Over the last few years, I have occasionally posted about my mom's cat, Topaz. She was the devil, no doubts about it. She was the neighborhood bully, killing every rodent on the block, chasing other cats, dogs, and even the occasional kid... But she loved my mother with all her heart.

Topaz had been healthy, active, and silly for years and years. She was nearly 17 years old when she passed away last week. Her liver and kidneys were failing her and my mom couldn’t stand to see her in pain, so she took her to the vet to get it over with. I think she was very strong for making that decision. Stronger than I would have been if faced with the same situation.

My mom is understandably upset. This cat became her child when my sister and I both moved out at the same time, about 9 years ago. I don’t know what to tell her to make her feel better; I guess nothing I can say will do that. 

My mom spent the weekend moping around and saying that she has never felt so lonely. She admits that she needs the company of an animal. How soon would be too soon to get her a new kitten? I know she would love it, but I don’t want her to think that I’m trying to push it on her or make her forget Topaz.


----------



## marie73 (Jul 12, 2006)

I'm so sorry for your Mom's loss. My Mom's kitty is also very old, but hanging in there. 

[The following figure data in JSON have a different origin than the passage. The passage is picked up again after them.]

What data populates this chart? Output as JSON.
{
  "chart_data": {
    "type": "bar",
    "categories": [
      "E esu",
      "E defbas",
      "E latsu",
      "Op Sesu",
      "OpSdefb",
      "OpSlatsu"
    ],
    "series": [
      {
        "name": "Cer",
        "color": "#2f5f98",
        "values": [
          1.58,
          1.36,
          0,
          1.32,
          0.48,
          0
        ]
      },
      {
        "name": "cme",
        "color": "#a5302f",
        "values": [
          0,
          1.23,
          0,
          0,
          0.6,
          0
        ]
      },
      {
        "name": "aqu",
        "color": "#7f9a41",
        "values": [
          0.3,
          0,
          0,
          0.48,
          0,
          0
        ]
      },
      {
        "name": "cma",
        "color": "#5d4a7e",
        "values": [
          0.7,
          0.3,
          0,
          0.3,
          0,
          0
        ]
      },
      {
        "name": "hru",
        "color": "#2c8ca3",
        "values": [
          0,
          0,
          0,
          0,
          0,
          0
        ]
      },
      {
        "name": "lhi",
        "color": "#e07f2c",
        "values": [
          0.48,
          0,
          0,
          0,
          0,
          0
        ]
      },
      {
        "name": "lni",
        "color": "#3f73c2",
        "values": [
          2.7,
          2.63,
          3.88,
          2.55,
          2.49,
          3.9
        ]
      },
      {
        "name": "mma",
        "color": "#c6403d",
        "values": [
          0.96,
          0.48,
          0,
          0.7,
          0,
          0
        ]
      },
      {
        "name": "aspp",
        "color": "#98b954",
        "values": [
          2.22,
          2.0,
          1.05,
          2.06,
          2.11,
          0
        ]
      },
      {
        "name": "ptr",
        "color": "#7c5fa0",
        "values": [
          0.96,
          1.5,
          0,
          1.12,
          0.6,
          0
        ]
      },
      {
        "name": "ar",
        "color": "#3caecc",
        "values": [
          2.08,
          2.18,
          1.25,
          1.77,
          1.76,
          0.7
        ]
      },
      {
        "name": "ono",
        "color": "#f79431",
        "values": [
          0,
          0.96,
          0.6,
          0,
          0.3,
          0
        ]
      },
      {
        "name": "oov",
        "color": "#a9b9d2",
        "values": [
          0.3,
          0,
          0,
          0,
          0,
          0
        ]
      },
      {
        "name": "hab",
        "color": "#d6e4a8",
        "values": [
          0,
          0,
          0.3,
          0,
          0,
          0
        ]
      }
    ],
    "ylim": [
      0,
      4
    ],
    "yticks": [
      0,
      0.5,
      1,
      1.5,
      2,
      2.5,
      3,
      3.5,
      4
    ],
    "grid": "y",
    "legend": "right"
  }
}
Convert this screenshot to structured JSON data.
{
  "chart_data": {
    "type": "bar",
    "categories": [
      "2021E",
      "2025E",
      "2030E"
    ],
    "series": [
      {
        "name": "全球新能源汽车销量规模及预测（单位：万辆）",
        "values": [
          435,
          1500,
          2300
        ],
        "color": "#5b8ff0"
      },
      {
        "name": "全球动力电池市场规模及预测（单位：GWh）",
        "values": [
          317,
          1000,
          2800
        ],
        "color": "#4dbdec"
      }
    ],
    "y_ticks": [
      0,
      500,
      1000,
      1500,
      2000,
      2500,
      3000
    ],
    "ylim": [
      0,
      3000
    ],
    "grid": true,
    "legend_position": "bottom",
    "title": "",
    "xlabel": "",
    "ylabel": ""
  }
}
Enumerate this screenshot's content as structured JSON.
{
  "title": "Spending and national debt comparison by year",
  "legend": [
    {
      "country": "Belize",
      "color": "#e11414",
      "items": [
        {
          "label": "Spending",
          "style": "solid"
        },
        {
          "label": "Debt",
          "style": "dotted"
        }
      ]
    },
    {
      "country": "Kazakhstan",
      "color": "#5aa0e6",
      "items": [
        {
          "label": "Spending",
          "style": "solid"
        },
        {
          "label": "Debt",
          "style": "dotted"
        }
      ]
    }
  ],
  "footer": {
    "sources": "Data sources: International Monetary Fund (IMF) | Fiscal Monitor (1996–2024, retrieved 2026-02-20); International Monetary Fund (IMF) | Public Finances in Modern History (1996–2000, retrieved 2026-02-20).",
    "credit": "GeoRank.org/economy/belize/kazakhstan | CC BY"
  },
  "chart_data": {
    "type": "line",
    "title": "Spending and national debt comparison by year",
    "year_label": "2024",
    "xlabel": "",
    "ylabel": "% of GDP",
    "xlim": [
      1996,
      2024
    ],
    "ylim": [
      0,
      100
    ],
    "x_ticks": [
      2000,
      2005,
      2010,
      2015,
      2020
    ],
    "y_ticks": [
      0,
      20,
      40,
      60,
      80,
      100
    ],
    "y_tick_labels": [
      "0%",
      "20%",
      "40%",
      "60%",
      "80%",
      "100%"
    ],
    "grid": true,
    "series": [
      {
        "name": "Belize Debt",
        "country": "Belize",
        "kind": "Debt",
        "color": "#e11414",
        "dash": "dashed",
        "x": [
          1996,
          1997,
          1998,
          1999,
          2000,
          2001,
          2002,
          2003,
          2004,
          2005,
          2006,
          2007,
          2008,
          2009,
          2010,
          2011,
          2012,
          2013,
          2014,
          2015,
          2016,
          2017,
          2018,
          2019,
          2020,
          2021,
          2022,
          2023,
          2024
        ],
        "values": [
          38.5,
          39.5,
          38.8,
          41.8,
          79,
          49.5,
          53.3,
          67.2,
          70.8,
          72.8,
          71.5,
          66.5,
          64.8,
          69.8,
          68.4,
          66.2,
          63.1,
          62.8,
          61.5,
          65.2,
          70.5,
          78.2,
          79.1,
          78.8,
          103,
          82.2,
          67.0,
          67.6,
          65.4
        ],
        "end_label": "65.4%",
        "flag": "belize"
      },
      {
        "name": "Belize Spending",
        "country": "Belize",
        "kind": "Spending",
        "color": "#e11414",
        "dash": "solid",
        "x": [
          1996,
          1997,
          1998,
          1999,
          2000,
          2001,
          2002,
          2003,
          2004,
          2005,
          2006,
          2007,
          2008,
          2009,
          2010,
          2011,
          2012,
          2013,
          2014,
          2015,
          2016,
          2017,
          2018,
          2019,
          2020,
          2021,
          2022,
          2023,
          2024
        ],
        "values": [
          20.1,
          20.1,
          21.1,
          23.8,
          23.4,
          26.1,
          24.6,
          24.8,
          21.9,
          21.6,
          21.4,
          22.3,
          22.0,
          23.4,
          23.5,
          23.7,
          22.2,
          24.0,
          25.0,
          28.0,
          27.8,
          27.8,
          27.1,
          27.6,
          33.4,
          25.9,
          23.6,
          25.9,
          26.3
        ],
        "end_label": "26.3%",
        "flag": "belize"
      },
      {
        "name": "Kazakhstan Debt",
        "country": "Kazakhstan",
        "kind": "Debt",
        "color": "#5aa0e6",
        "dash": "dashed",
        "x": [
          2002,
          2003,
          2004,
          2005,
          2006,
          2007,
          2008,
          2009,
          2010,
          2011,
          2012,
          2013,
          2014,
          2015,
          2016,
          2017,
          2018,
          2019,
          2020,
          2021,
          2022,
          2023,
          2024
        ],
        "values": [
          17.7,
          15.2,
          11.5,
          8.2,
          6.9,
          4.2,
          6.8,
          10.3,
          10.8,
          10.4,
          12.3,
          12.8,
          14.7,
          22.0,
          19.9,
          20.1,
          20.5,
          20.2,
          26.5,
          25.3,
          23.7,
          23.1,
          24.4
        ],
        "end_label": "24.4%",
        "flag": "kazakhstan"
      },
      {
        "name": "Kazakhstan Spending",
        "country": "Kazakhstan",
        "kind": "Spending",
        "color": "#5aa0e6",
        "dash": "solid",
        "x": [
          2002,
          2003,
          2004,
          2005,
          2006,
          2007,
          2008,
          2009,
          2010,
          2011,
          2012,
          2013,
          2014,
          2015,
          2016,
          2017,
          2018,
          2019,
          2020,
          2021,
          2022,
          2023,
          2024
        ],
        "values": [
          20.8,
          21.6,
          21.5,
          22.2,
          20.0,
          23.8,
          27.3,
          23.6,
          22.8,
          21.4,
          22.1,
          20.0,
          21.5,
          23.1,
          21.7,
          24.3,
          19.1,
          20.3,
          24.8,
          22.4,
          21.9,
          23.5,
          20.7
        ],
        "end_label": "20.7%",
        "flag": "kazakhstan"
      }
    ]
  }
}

I'm certainly no expert on this topic, but I would say, wait a couple weeks or so, take her to a nice lunch, and on the way home, ask if she'd like to stop by the local shelter to see if there are any kitties that are looking to adopt her. (If she's like my Mom, she'll probably prefer an adult cat.)


----------



## waschaf (Jan 10, 2007)

Never easy when there is a loss of a pet ,please let your mum know we are thinking of her.


----------



## dmcwlvssr (Apr 24, 2005)

hugs! RIP Topaz


----------



## Jeanie (Jun 18, 2003)

I'm so sorry to hear that! I know Topaz must have played a big part in both of your lives. God bless and take comfort in your memories and the knowledge that she will live in your hearts, and that she is young and energetic again. She must have had a wonderful life to have lived this long. I believe you and Mom will see her again.


----------